Ulysses: An Illustrated Edition
“This is a book to savor, to read slowly, to observe carefully, a book ideal for the insomniac . . .”
With the publication of Eduardo Arroyo’s witty and gorgeously illustrated volume of Ulysses, the seminal modernist masterpiece, Joyce fans will have cause to celebrate the novel’s centenary, even if it costs them $75 to own the iconic new edition. The coffee table book, published by Other Press, is as heavy as a small coffee table and, at 709 pages and 8 ½ inches wide by 13 inches long, nearly as large. But it will be, despite or perhaps for its size and weight deeply cherished by any zealous Joyce fan.
The front cover of the dust jacket alone seems a work of art worth the cost of the book—with its Picasso-esque caricaturist images of the god-like myopic but supremely imaginative writer surrounded by his most famous creations, Leopold Bloom, Stephen Dedalus, and Molly Bloom, signified by a lone yellow-ribboned black high heel, probably tossed off as she slid into bed with her lover, Blazes Boylan.

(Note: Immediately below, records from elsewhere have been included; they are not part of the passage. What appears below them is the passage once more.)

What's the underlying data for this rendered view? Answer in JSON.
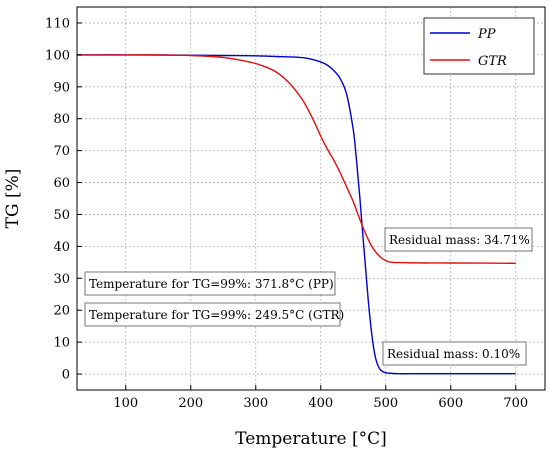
{
  "chart_data": {
    "type": "line",
    "xlabel": "Temperature [°C]",
    "ylabel": "TG [%]",
    "xlim": [
      25,
      745
    ],
    "ylim": [
      -5,
      115
    ],
    "x_ticks": [
      100,
      200,
      300,
      400,
      500,
      600,
      700
    ],
    "y_ticks": [
      0,
      10,
      20,
      30,
      40,
      50,
      60,
      70,
      80,
      90,
      100,
      110
    ],
    "grid": true,
    "legend_position": "top-right",
    "series": [
      {
        "name": "PP",
        "color": "#0000cc",
        "x": [
          25,
          100,
          200,
          250,
          300,
          330,
          360,
          380,
          400,
          410,
          420,
          430,
          440,
          450,
          455,
          460,
          465,
          470,
          475,
          480,
          485,
          490,
          495,
          500,
          510,
          520,
          550,
          600,
          650,
          700
        ],
        "y": [
          100,
          100,
          99.9,
          99.8,
          99.7,
          99.5,
          99.3,
          98.9,
          97.8,
          96.8,
          95.1,
          92.5,
          87.5,
          76.5,
          67.0,
          55.5,
          43.0,
          30.5,
          19.0,
          10.0,
          4.5,
          1.8,
          0.8,
          0.4,
          0.2,
          0.1,
          0.1,
          0.1,
          0.1,
          0.1
        ]
      },
      {
        "name": "GTR",
        "color": "#e01010",
        "x": [
          25,
          100,
          150,
          200,
          250,
          290,
          310,
          330,
          350,
          370,
          380,
          390,
          400,
          410,
          420,
          430,
          440,
          450,
          460,
          470,
          480,
          490,
          500,
          510,
          530,
          560,
          600,
          650,
          700
        ],
        "y": [
          100,
          100,
          100,
          99.8,
          99.2,
          97.8,
          96.6,
          94.8,
          91.5,
          86.5,
          83.0,
          79.0,
          74.5,
          70.5,
          67.0,
          63.0,
          58.5,
          54.0,
          48.5,
          43.5,
          39.5,
          37.0,
          35.5,
          35.0,
          34.9,
          34.8,
          34.8,
          34.75,
          34.7
        ]
      }
    ],
    "annotations": [
      "Residual mass: 34.71%",
      "Residual mass: 0.10%",
      "Temperature for TG=99%: 371.8°C (PP)",
      "Temperature for TG=99%: 249.5°C (GTR)"
    ]
  }
}
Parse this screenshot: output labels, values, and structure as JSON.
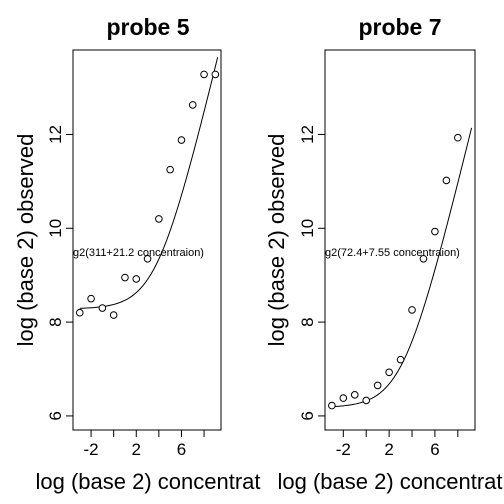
{
  "chart_data": [
    {
      "type": "scatter",
      "title": "probe 5",
      "xlabel": "log (base 2) concentrat",
      "ylabel": "log (base 2) observed",
      "annotation": "g2(311+21.2 concentraion)",
      "xticks": [
        "-2",
        "2",
        "6"
      ],
      "yticks": [
        "6",
        "8",
        "10",
        "12"
      ],
      "xlim": [
        -3.6,
        9.5
      ],
      "ylim": [
        5.7,
        13.8
      ],
      "grid": false,
      "x": [
        -3,
        -2,
        -1,
        0,
        1,
        2,
        3,
        4,
        5,
        6,
        7,
        8,
        9
      ],
      "y": [
        8.2,
        8.5,
        8.3,
        8.15,
        8.95,
        8.92,
        9.35,
        10.2,
        11.25,
        11.88,
        12.63,
        13.28,
        13.28
      ],
      "fit": {
        "a": 311,
        "b": 21.2
      }
    },
    {
      "type": "scatter",
      "title": "probe 7",
      "xlabel": "log (base 2) concentrat",
      "ylabel": "log (base 2) observed",
      "annotation": "g2(72.4+7.55 concentraion)",
      "xticks": [
        "-2",
        "2",
        "6"
      ],
      "yticks": [
        "6",
        "8",
        "10",
        "12"
      ],
      "xlim": [
        -3.6,
        9.5
      ],
      "ylim": [
        5.7,
        13.8
      ],
      "grid": false,
      "x": [
        -3,
        -2,
        -1,
        0,
        1,
        2,
        3,
        4,
        5,
        6,
        7,
        8
      ],
      "y": [
        6.22,
        6.38,
        6.45,
        6.33,
        6.65,
        6.93,
        7.2,
        8.26,
        9.35,
        9.93,
        11.02,
        11.93
      ],
      "fit": {
        "a": 72.4,
        "b": 7.55
      }
    }
  ]
}
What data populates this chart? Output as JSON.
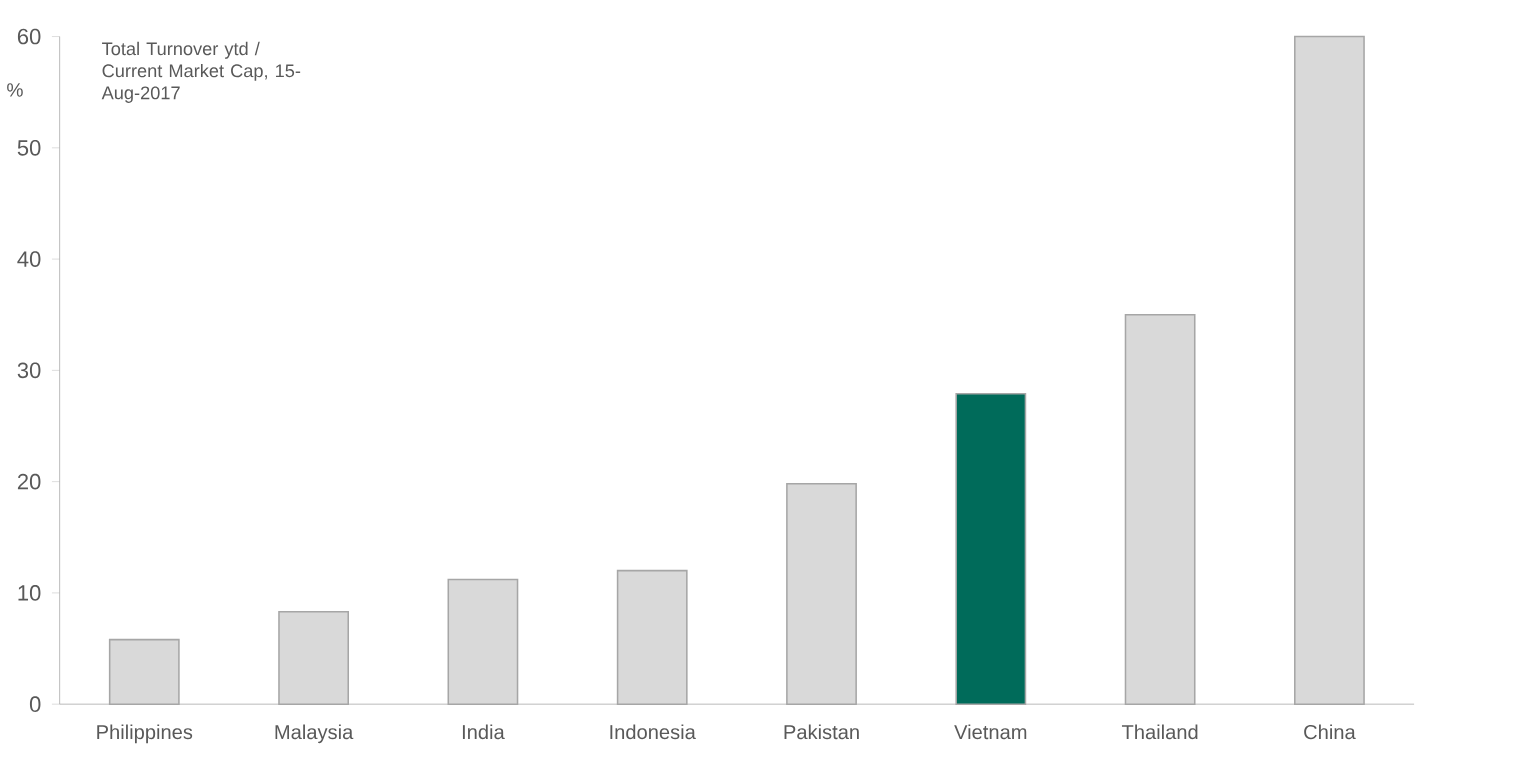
{
  "chart_data": {
    "type": "bar",
    "title": "Total Turnover ytd / Current Market Cap, 15-Aug-2017",
    "ylabel": "%",
    "categories": [
      "Philippines",
      "Malaysia",
      "India",
      "Indonesia",
      "Pakistan",
      "Vietnam",
      "Thailand",
      "China"
    ],
    "values": [
      5.8,
      8.3,
      11.2,
      12.0,
      19.8,
      27.9,
      35.0,
      60
    ],
    "colors": [
      "#d9d9d9",
      "#d9d9d9",
      "#d9d9d9",
      "#d9d9d9",
      "#d9d9d9",
      "#006b5a",
      "#d9d9d9",
      "#d9d9d9"
    ],
    "ylim": [
      0,
      60
    ],
    "yticks": [
      0,
      10,
      20,
      30,
      40,
      50,
      60
    ]
  }
}
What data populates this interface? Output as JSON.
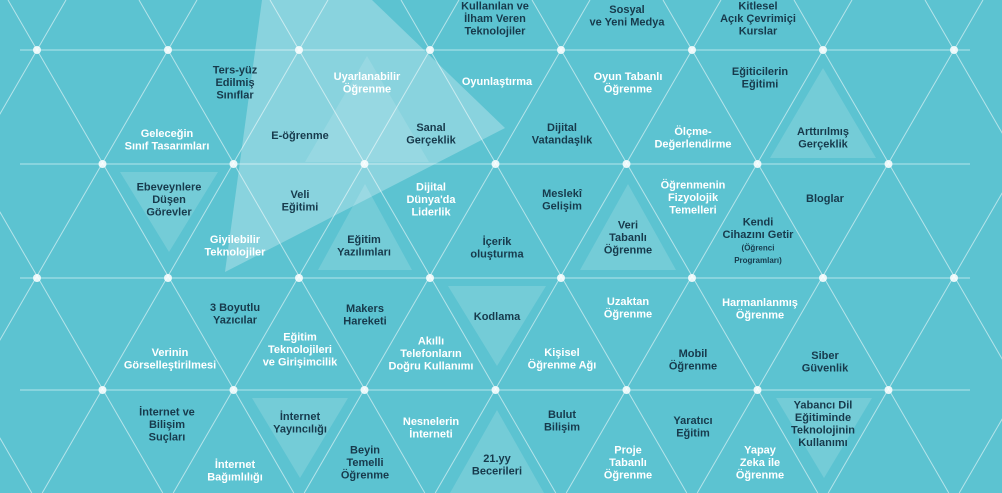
{
  "labels": [
    [
      "Kullanılan ve",
      "İlham Veren",
      "Teknolojiler"
    ],
    [
      "Sosyal",
      "ve Yeni Medya"
    ],
    [
      "Kitlesel",
      "Açık Çevrimiçi",
      "Kurslar"
    ],
    [
      "Ters-yüz",
      "Edilmiş",
      "Sınıflar"
    ],
    [
      "Uyarlanabilir",
      "Öğrenme"
    ],
    [
      "Oyunlaştırma"
    ],
    [
      "Oyun Tabanlı",
      "Öğrenme"
    ],
    [
      "Eğiticilerin",
      "Eğitimi"
    ],
    [
      "Geleceğin",
      "Sınıf Tasarımları"
    ],
    [
      "E-öğrenme"
    ],
    [
      "Sanal",
      "Gerçeklik"
    ],
    [
      "Dijital",
      "Vatandaşlık"
    ],
    [
      "Ölçme-",
      "Değerlendirme"
    ],
    [
      "Arttırılmış",
      "Gerçeklik"
    ],
    [
      "Ebeveynlere",
      "Düşen",
      "Görevler"
    ],
    [
      "Veli",
      "Eğitimi"
    ],
    [
      "Dijital",
      "Dünya'da",
      "Liderlik"
    ],
    [
      "Meslekî",
      "Gelişim"
    ],
    [
      "Öğrenmenin",
      "Fizyolojik",
      "Temelleri"
    ],
    [
      "Bloglar"
    ],
    [
      "Giyilebilir",
      "Teknolojiler"
    ],
    [
      "Eğitim",
      "Yazılımları"
    ],
    [
      "İçerik",
      "oluşturma"
    ],
    [
      "Veri",
      "Tabanlı",
      "Öğrenme"
    ],
    [
      "Kendi",
      "Cihazını Getir",
      "(Öğrenci",
      "Programları)"
    ],
    [
      "3 Boyutlu",
      "Yazıcılar"
    ],
    [
      "Makers",
      "Hareketi"
    ],
    [
      "Kodlama"
    ],
    [
      "Uzaktan",
      "Öğrenme"
    ],
    [
      "Harmanlanmış",
      "Öğrenme"
    ],
    [
      "Verinin",
      "Görselleştirilmesi"
    ],
    [
      "Eğitim",
      "Teknolojileri",
      "ve Girişimcilik"
    ],
    [
      "Akıllı",
      "Telefonların",
      "Doğru Kullanımı"
    ],
    [
      "Kişisel",
      "Öğrenme Ağı"
    ],
    [
      "Mobil",
      "Öğrenme"
    ],
    [
      "Siber",
      "Güvenlik"
    ],
    [
      "İnternet ve",
      "Bilişim",
      "Suçları"
    ],
    [
      "İnternet",
      "Yayıncılığı"
    ],
    [
      "Nesnelerin",
      "İnterneti"
    ],
    [
      "Bulut",
      "Bilişim"
    ],
    [
      "Yaratıcı",
      "Eğitim"
    ],
    [
      "Yabancı Dil",
      "Eğitiminde",
      "Teknolojinin",
      "Kullanımı"
    ],
    [
      "İnternet",
      "Bağımlılığı"
    ],
    [
      "Beyin",
      "Temelli",
      "Öğrenme"
    ],
    [
      "21.yy",
      "Becerileri"
    ],
    [
      "Proje",
      "Tabanlı",
      "Öğrenme"
    ],
    [
      "Yapay",
      "Zeka ile",
      "Öğrenme"
    ]
  ]
}
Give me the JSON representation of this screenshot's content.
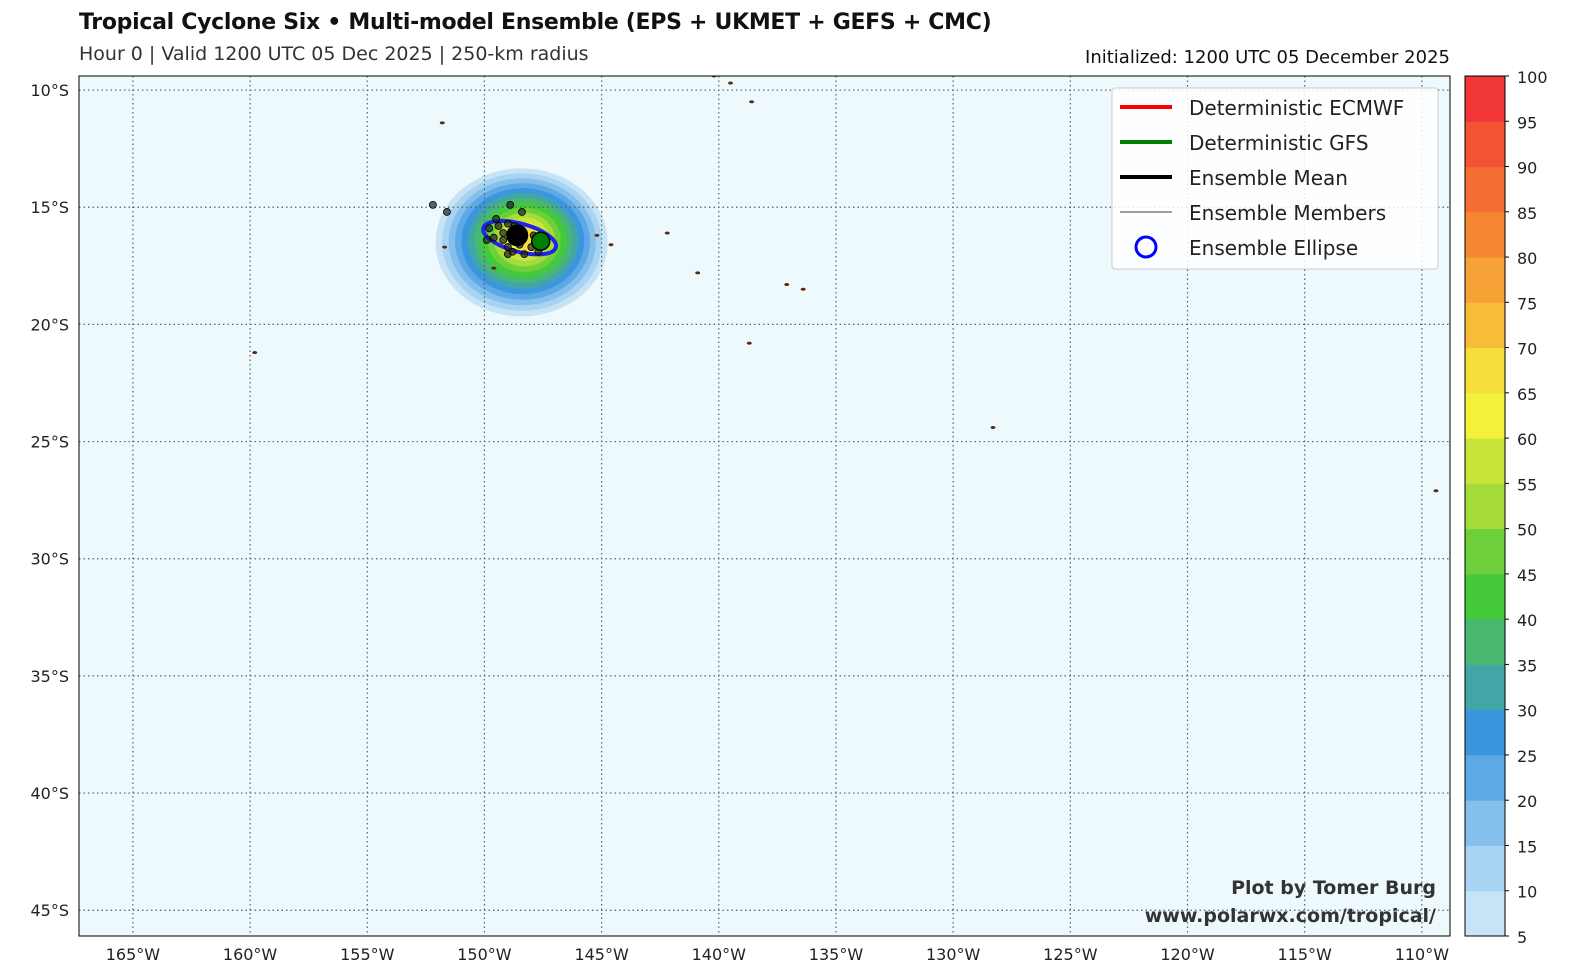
{
  "header": {
    "title": "Tropical Cyclone Six • Multi-model Ensemble (EPS + UKMET + GEFS + CMC)",
    "subtitle": "Hour 0 | Valid 1200 UTC 05 Dec 2025 | 250-km radius",
    "initialized": "Initialized: 1200 UTC 05 December 2025"
  },
  "legend": {
    "items": [
      {
        "label": "Deterministic ECMWF",
        "color": "#ff0000",
        "style": "thick-line"
      },
      {
        "label": "Deterministic GFS",
        "color": "#008000",
        "style": "thick-line"
      },
      {
        "label": "Ensemble Mean",
        "color": "#000000",
        "style": "thick-line"
      },
      {
        "label": "Ensemble Members",
        "color": "#000000",
        "style": "thin-line"
      },
      {
        "label": "Ensemble Ellipse",
        "color": "#0000ff",
        "style": "circle"
      }
    ]
  },
  "credit": {
    "line1": "Plot by Tomer Burg",
    "line2": "www.polarwx.com/tropical/"
  },
  "chart_data": {
    "type": "map",
    "lon_range": [
      -167.3,
      -108.8
    ],
    "lat_range": [
      -46.1,
      -9.4
    ],
    "x_ticks": [
      {
        "value": -165,
        "label": "165°W"
      },
      {
        "value": -160,
        "label": "160°W"
      },
      {
        "value": -155,
        "label": "155°W"
      },
      {
        "value": -150,
        "label": "150°W"
      },
      {
        "value": -145,
        "label": "145°W"
      },
      {
        "value": -140,
        "label": "140°W"
      },
      {
        "value": -135,
        "label": "135°W"
      },
      {
        "value": -130,
        "label": "130°W"
      },
      {
        "value": -125,
        "label": "125°W"
      },
      {
        "value": -120,
        "label": "120°W"
      },
      {
        "value": -115,
        "label": "115°W"
      },
      {
        "value": -110,
        "label": "110°W"
      }
    ],
    "y_ticks": [
      {
        "value": -10,
        "label": "10°S"
      },
      {
        "value": -15,
        "label": "15°S"
      },
      {
        "value": -20,
        "label": "20°S"
      },
      {
        "value": -25,
        "label": "25°S"
      },
      {
        "value": -30,
        "label": "30°S"
      },
      {
        "value": -35,
        "label": "35°S"
      },
      {
        "value": -40,
        "label": "40°S"
      },
      {
        "value": -45,
        "label": "45°S"
      }
    ],
    "colorbar": {
      "levels": [
        5,
        10,
        15,
        20,
        25,
        30,
        35,
        40,
        45,
        50,
        55,
        60,
        65,
        70,
        75,
        80,
        85,
        90,
        95,
        100
      ],
      "labels": [
        "5",
        "10",
        "15",
        "20",
        "25",
        "30",
        "35",
        "40",
        "45",
        "50",
        "55",
        "60",
        "65",
        "70",
        "75",
        "80",
        "85",
        "90",
        "95",
        "100"
      ],
      "colors": [
        "#c6e4f6",
        "#a8d3f2",
        "#85c0ec",
        "#5ea9e5",
        "#3a97de",
        "#42a6a6",
        "#48b770",
        "#44c93a",
        "#6dd03a",
        "#a5dc3a",
        "#cbe43a",
        "#f2f23a",
        "#f5de3a",
        "#f7bd38",
        "#f7a236",
        "#f58632",
        "#f46d32",
        "#f45232",
        "#f03636"
      ]
    },
    "strike_probability": {
      "center_lon": -148.5,
      "center_lat": -16.5,
      "max": 65
    },
    "ensemble_mean": {
      "lon": -148.6,
      "lat": -16.2
    },
    "gfs": {
      "lon": -147.6,
      "lat": -16.45
    },
    "ellipse": {
      "center_lon": -148.5,
      "center_lat": -16.3,
      "semi_major_deg": 1.6,
      "semi_minor_deg": 0.6,
      "rotation_deg": 15
    },
    "members": [
      [
        -152.2,
        -14.9
      ],
      [
        -151.6,
        -15.2
      ],
      [
        -149.5,
        -15.5
      ],
      [
        -148.9,
        -14.9
      ],
      [
        -148.4,
        -15.2
      ],
      [
        -149.8,
        -15.9
      ],
      [
        -149.4,
        -15.8
      ],
      [
        -149.0,
        -15.7
      ],
      [
        -148.7,
        -15.8
      ],
      [
        -149.6,
        -16.3
      ],
      [
        -149.2,
        -16.1
      ],
      [
        -149.0,
        -16.7
      ],
      [
        -148.5,
        -16.6
      ],
      [
        -148.0,
        -16.7
      ],
      [
        -148.3,
        -17.0
      ],
      [
        -149.0,
        -17.0
      ],
      [
        -147.9,
        -16.2
      ],
      [
        -149.9,
        -16.4
      ],
      [
        -148.8,
        -16.9
      ],
      [
        -147.7,
        -16.9
      ],
      [
        -149.2,
        -16.4
      ]
    ]
  }
}
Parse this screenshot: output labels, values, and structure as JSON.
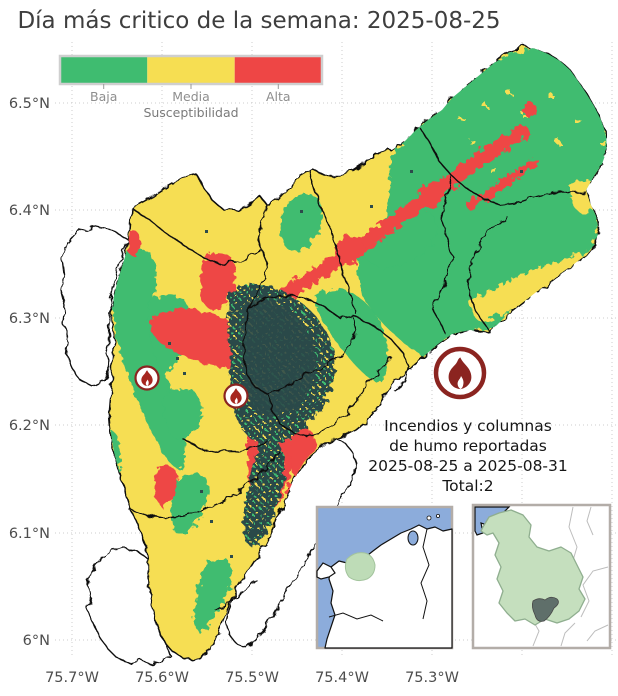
{
  "title": "Día más critico de la semana: 2025-08-25",
  "legend": {
    "title": "Susceptibilidad",
    "labels": [
      "Baja",
      "Media",
      "Alta"
    ],
    "colors": {
      "baja": "#3fbc70",
      "media": "#f6de52",
      "alta": "#ee4645"
    }
  },
  "axes": {
    "yticks": [
      "6.5°N",
      "6.4°N",
      "6.3°N",
      "6.2°N",
      "6.1°N",
      "6°N"
    ],
    "xticks": [
      "75.7°W",
      "75.6°W",
      "75.5°W",
      "75.4°W",
      "75.3°W"
    ]
  },
  "annotation": {
    "line1": "Incendios y columnas",
    "line2": "de humo reportadas",
    "line3": "2025-08-25 a 2025-08-31",
    "line4": "Total:2",
    "total_fires": 2
  },
  "map": {
    "urban_color": "#2c4a4a",
    "border_color": "#111111",
    "fire_badge_color": "#8b2420",
    "fire_markers": [
      {
        "x": 147,
        "y": 378
      },
      {
        "x": 236,
        "y": 396
      }
    ]
  },
  "insets": [
    {
      "name": "colombia-locator",
      "ocean": "#8cacdb",
      "land": "#ffffff",
      "highlight": "#bedcb7"
    },
    {
      "name": "antioquia-locator",
      "region_fill": "#c5dfbe",
      "study_area": "#5f6f6a",
      "neighbor_border": "#bdbdbd"
    }
  ]
}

Most people have heard of Joyce’s Ulysses, even if most have not read it. On Modern Library’s list of the 100 Best Novels, the novel comes in number one. And it’s hard to find a best of the century list that doesn’t include Joyce’s serio-comic magnum opus. For years after its 1922 publication by Sylvia Beach, the owner of Shakespeare and Company in Paris, Ulysses was banned by libraries and school systems, snuck into puritanical America by Hemingway and others, smuggled into priggish English society, and snubbed by the Irish theocracy. Nothing could stop its advance into literary history, though.
Hundreds of books over the century have sought to dissect, explain, illuminate, elevate, denigrate, canonize, and demonize Joyce’s recreation of Homer’s Odyssey in one day—June 16, 1904—in Dublin. Of course, the playful, erotic, and ever-jealous Joyce was memorializing the day of his first date with his partner and wife-to-be, the Galway girl Nora Barnacle.
June 16 has been celebrated in Ireland as Bloomsday for the past 68 years, since 1954 when writers like Patrick Kavanagh and Flann O’Brien, intoning passages from the novel while sipping pints, visited spots such as the Sandycove Martello Tower (the setting of the opening scene with Buck Mulligan and Stephen Dedalus), 7 Eccles Street (the site of Leopold Bloom’s home), and Davy Byrne’s pub, (where Bloom paused in his odyssey for a gorgonzola sandwich and a glass of wine). Ulysses has become a novel recognized as a world masterpiece, and Bloomsday has grown into a global celebration akin to the running of the bulls in Pamplona.
In the late 1980s, the renowned painter, graphic artist, and set designer Eduardo Arroyo suffered a grave illness, but his recovery was quickened, he said, because he worked on illustrations for Ulysses that would coincide with the 50th anniversary of Joyce’s death. Joyce’s grandson, Stephen, however, would not approve of the collaboration, saying his grandfather never wanted the novel illustrated. To the contrary, biographers claim that Joyce asked both Picasso and Matisse to illustrate the novel. The project continued, and in 2011 (when the novel went into the public domain) Arroyo teamed up with Galaxia Gutenberg. In 2018 (the last year of his life) Arroyo found out that Other Press would publish Joyce’s text with his paintings and drawings.
Arroyo’s playful and inventive artwork, at once cartoonish and mesmerizing, is a perfect match for Joyce’s mind-bending narrative. Both recall the Joycean demand—an ideal reader with the ideal insomnia. This new version of Ulysses compels the reader to linger over words and images alike, from the moment stately, plump Buck Mulligan comes to the stairhead bearing his razor and bowl of lather and the reader gazes from those words to Arroyo’s colorful painting on one side of the text and black-and-white drawings on the other.
This is a true collaboration, where words enhance pictures and pictures illuminate words. Perhaps even more importantly for a novel like Joyce’s Ulysses that requires slow attention to nuances both serious and comic, Arroyo’s strange, compelling artwork forces the reader to pause, to laugh, and to ponder. Arroyo’s images, like Joyce’s narrative, are ribald and riotous, clarifying and disorienting, representational and surreal, simultaneously sexy and sordid. In a word, wonderful.
This is a book to savor, to read slowly, to observe carefully, a book ideal for the insomniac, or a book that will turn the insomniac into an ideal reader.